Halle/Saale: Keine Berufsunfähigkeitsrente für Angelernte

Angelernte Arbeiter müssen bei Berufsunfähigkeit auch eine Tätigkeit übernehmen, die zwar nicht ihrem ausgeübten Beruf, aber ihrem Qualifikationsniveau entspricht.

Das entschied das Landessozialgericht Sachsen-Anhalt und wies damit die Klage eines ehemaligen Korrosionsschutzarbeiters zurück (Urteil vom 27. Mai 2010, AZ: L 3 R 510/06, rechtskräftig).

Nach Auffassung der Richter konnte der Kläger ohne Facharbeiterausbildung keinen entsprechenden Berufsschutz und damit keine Berufsunfähigkeitsrente der gesetzlichen Rentenversicherung beanspruchen.

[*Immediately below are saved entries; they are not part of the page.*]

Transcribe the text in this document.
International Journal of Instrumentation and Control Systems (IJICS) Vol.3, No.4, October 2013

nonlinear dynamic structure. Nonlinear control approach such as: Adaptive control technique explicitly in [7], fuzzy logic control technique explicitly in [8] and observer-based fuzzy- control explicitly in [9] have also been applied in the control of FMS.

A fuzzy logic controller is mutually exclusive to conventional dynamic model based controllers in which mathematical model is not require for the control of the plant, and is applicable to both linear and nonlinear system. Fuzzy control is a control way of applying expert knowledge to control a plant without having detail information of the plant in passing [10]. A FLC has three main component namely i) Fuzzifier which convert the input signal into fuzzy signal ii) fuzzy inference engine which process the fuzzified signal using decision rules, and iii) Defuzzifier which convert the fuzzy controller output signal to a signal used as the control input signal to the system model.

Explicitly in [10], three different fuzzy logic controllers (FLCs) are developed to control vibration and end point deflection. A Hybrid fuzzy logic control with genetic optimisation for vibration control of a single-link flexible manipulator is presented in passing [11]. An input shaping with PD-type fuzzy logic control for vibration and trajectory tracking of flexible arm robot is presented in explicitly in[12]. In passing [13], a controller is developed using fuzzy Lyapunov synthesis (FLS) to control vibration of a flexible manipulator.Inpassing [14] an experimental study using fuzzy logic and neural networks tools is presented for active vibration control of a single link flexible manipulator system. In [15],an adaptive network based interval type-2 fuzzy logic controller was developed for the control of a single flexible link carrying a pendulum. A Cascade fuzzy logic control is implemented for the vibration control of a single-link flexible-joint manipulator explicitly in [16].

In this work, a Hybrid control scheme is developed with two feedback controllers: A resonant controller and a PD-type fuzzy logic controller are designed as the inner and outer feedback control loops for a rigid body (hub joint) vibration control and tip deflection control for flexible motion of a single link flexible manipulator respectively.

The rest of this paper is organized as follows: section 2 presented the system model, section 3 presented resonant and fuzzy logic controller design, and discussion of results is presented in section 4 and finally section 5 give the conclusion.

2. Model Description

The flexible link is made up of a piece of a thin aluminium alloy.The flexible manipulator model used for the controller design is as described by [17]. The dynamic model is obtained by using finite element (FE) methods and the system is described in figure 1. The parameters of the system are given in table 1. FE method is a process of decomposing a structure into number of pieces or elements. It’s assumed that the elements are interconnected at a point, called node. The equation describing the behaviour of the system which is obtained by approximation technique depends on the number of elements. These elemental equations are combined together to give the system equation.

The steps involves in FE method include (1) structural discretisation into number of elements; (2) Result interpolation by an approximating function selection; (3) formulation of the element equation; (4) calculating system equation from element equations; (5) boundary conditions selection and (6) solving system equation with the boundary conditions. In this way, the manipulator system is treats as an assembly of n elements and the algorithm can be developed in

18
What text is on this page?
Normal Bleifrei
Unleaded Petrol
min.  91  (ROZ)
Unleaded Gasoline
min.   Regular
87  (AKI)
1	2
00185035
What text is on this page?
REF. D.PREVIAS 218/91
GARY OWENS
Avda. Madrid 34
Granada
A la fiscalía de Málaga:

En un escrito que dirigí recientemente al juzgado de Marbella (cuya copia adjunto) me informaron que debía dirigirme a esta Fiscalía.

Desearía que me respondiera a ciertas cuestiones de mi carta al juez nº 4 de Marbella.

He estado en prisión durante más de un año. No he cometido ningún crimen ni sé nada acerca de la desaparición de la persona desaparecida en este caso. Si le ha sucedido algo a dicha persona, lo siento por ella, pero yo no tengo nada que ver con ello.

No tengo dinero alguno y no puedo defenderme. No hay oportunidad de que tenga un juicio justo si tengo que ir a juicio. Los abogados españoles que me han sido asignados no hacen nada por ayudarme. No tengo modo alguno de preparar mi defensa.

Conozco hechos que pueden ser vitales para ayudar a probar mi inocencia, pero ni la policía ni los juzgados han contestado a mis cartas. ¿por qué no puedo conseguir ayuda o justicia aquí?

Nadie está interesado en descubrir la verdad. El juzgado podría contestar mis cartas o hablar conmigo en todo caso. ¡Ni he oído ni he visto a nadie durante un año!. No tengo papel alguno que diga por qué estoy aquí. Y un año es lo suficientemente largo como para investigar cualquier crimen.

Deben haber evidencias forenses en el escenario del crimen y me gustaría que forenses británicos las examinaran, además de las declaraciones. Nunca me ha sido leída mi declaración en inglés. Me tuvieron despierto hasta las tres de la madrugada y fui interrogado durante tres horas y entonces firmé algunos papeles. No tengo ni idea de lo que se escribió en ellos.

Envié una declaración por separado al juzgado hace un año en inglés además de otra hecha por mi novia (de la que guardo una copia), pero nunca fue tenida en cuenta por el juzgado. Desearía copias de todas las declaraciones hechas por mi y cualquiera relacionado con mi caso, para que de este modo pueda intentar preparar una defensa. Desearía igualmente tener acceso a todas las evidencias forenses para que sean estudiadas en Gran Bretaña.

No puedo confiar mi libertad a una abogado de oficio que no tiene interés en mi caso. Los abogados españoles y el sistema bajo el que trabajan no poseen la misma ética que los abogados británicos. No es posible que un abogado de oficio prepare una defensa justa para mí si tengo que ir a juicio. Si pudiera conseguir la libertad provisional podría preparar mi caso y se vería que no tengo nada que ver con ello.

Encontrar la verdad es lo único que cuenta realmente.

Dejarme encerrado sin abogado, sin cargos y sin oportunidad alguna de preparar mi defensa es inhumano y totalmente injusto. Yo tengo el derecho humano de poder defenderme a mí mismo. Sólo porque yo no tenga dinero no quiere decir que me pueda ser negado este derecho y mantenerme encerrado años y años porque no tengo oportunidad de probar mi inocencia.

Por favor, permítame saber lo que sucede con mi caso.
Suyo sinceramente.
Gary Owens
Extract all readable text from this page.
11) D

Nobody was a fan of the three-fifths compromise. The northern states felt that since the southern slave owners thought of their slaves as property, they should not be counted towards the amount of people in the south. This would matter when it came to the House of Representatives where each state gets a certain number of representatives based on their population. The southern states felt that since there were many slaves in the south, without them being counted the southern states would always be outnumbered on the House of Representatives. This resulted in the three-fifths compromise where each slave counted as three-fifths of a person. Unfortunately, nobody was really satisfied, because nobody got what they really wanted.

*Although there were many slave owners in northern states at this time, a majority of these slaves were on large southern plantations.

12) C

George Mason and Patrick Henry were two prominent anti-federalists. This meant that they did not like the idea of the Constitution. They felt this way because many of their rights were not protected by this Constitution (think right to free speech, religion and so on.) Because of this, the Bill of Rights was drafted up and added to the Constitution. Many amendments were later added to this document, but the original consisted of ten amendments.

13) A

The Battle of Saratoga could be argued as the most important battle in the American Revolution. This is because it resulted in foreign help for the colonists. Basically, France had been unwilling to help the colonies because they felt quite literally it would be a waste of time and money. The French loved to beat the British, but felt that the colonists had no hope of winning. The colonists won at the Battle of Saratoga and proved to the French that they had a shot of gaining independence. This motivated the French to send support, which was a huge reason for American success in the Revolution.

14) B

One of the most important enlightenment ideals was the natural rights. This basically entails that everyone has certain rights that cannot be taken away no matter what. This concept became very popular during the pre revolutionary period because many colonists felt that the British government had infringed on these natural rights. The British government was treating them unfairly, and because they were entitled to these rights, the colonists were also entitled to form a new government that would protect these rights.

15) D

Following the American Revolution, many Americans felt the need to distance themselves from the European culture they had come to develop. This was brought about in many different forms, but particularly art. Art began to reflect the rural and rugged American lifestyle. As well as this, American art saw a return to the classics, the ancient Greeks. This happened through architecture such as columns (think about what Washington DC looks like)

Er sei zwar langjährig vollwertig in Teilbereichen des Facharbeiterberufs Maler und Lackierer tätig gewesen, habe jedoch nicht über alle Kenntnisse dieses Berufs verfügt.

Deshalb könne er nur als oberer Angelernter eingestuft werden und sei auf eine Tätigkeit als Pförtner an der Nebenpforte verweisbar, die in Deutschland noch existiere. Ein bestimmter Arbeitsplatz müsse ihm nicht angeboten werden, befanden die Richter.